If you have a year or two of tax payments under your belt, you can use your previous year’s income to estimate your tax payments. If you’re new to business, multiply your average monthly income by 12 to get a ballpark figure. These numbers may change, and that’s okay! They’re called quarterly estimated payments for a reason. That being said, you’ll need to pay at least 90% of the taxes you owe throughout the year or you may be penalized. Additionally, late payments will be charged a late fee.

The IRS has free resources to help you calculate your quarterly payments and pay them online. And, of course, a tax professional can calculate quarterly tax payments for you and ensure you meet quarterly due dates.

5. Keep Up With Additional Taxes.

Beyond income tax, there are a few other taxes you may need to account for as a small business owner.

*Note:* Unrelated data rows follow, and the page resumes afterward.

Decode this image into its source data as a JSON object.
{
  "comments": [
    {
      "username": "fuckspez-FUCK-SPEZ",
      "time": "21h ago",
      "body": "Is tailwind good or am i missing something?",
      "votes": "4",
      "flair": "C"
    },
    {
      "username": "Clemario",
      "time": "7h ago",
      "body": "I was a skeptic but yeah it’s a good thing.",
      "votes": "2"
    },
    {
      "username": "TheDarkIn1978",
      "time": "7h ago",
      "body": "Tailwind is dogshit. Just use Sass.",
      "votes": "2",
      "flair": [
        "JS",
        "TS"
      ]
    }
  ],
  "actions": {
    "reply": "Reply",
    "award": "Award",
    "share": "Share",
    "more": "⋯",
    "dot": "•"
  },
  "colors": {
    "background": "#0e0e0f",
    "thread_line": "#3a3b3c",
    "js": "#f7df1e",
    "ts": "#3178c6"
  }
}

  • If you’re self-employed, you’re responsible for a 15.3% self-employment tax. However, you can deduct half of the self-employment tax on your personal tax return.

  • If you have employees, you’re responsible for paying payroll taxes on their wages. This includes federal income tax withholding, Social Security and Medicare taxes, and federal and state unemployment taxes.

  • If you sell products subject to excise taxes, like cigarettes, gasoline, or liquor, you’re responsible for collecting those taxes and sending them to the IRS.

  • If your state imposes a sales tax, you’re responsible for collecting and reporting sales taxes to your local and state governments.

  • If you own commercial property, like a storefront, you’ll have to pay taxes to the city or county where your business is located.

At the end of the day, taxes are, well, taxing. It can feel like the odds are stacked against you. But the tax system is actually set up to offset potentially high costs for small business owners come tax season. Maximizing tax deductions can limit your tax liability. And understanding when and how to pay taxes can help you avoid expensive late penalties.

As a new business owner, working with a tax professional can help you avoid common mistakes like underreporting business expenses or missing important tax payments. But investing in a quality small business tax software is a good place to start.